Carlos A. Felippa is a professor of Aerospace Engineering Sciences at the University of Colorado. His research at Colorado concerns aerospace structures and structural analysis, with special interests in coupled field problems: elastoacoustics, aeroelasticity, control-structure interaction, thermomechanics and electrothermomechanics.

==Biography==
Felippa studied civil engineering at the Universidad Nacional de Córdoba (Ing. Civ. 1963) and the University of California, Berkeley (M.S. 1964 and Ph.D. 1966). After working at Boeing and Lockheed, he took a position at the University of Colorado in 1986, where from 1989 to 1991 he directed the Center for Space Structures and Controls.

==Selected publications==

Professor Felippa has over 150 publications in refereed journals, conference proceedings, and book chapters.

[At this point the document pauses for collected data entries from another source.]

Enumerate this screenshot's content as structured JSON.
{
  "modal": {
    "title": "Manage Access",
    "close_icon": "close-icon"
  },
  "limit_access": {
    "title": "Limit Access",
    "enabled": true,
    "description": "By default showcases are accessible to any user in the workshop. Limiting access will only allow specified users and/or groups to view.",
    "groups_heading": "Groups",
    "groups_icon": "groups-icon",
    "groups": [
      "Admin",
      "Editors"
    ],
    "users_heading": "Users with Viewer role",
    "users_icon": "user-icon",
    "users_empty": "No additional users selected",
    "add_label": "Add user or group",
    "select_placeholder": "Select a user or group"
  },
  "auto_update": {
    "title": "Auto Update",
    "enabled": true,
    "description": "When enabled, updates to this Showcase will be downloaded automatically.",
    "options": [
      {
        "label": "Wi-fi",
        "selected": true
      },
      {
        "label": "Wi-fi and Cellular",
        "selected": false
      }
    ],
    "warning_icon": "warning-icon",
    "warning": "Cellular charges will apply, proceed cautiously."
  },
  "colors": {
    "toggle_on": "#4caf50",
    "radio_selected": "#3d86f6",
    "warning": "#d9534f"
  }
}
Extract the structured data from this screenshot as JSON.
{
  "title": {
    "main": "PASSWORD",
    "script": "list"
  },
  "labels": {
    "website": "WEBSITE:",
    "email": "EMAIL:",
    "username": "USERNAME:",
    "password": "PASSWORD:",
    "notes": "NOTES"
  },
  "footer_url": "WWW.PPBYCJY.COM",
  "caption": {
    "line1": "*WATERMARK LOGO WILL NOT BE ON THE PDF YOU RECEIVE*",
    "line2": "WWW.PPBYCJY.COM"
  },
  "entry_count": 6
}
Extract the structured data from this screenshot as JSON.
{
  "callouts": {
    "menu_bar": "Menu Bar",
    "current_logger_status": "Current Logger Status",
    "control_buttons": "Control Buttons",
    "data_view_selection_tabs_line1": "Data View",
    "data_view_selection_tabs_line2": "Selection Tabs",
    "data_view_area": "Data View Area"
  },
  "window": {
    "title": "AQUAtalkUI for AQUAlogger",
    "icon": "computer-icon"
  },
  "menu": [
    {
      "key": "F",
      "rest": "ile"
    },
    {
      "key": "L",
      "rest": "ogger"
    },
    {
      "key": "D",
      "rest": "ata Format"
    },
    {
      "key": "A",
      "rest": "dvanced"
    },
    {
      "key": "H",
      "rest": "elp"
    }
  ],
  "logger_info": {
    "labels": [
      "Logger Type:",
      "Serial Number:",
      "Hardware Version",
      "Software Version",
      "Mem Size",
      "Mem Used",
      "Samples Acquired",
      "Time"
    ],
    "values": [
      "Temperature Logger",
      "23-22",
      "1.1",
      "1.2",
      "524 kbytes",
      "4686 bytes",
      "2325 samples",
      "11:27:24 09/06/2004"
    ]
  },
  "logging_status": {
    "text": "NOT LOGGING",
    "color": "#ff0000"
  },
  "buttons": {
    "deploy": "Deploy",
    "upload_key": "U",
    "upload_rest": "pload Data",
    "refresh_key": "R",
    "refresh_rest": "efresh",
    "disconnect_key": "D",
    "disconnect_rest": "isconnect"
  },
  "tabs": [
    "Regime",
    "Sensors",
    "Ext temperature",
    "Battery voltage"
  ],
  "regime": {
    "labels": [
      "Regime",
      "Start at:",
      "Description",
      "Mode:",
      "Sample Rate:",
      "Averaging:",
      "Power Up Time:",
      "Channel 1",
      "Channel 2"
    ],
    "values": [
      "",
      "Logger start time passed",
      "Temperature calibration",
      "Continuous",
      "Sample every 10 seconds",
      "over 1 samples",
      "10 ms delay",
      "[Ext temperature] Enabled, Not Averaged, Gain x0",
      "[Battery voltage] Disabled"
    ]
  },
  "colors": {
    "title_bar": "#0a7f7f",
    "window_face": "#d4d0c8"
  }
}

- C. A. Felippa and K. C. Park, A direct flexibility method, Computer Methods in Applied Mechanics and Engineering, 149, 319–337, 1997.
- C. A. Felippa, Recent Developments in Parametrized Variational Principles for Mechanics, Computational Mechanics, 18, No. 3, 159–174, 1996.
- C. A. Felippa, L. A. Crivelli and B. Haugen, A Survey of the Core-Congruential Formulation for Nonlinear Finite Elements, Archives of Computational Methods in Engineering, 1, pp. 1–48, 1994.
- C. A. Felippa, Parametrized Variational Principles and Applications, Science and Perspectives in Mechanics, ed. by B. Nayroles, J. Etay and D. Renouard, ENS Grenoble, Grenoble, France, 1994, pp. 1–42.
- K. C. Park and C. A. Felippa, Partitioned Analysis of Coupled Systems, Chapter 3 in Computational Methods for Transient Analysis, T. Belytschko and T. J. R. Hughes, eds., North-Holland, Amsterdam–New York, 1983.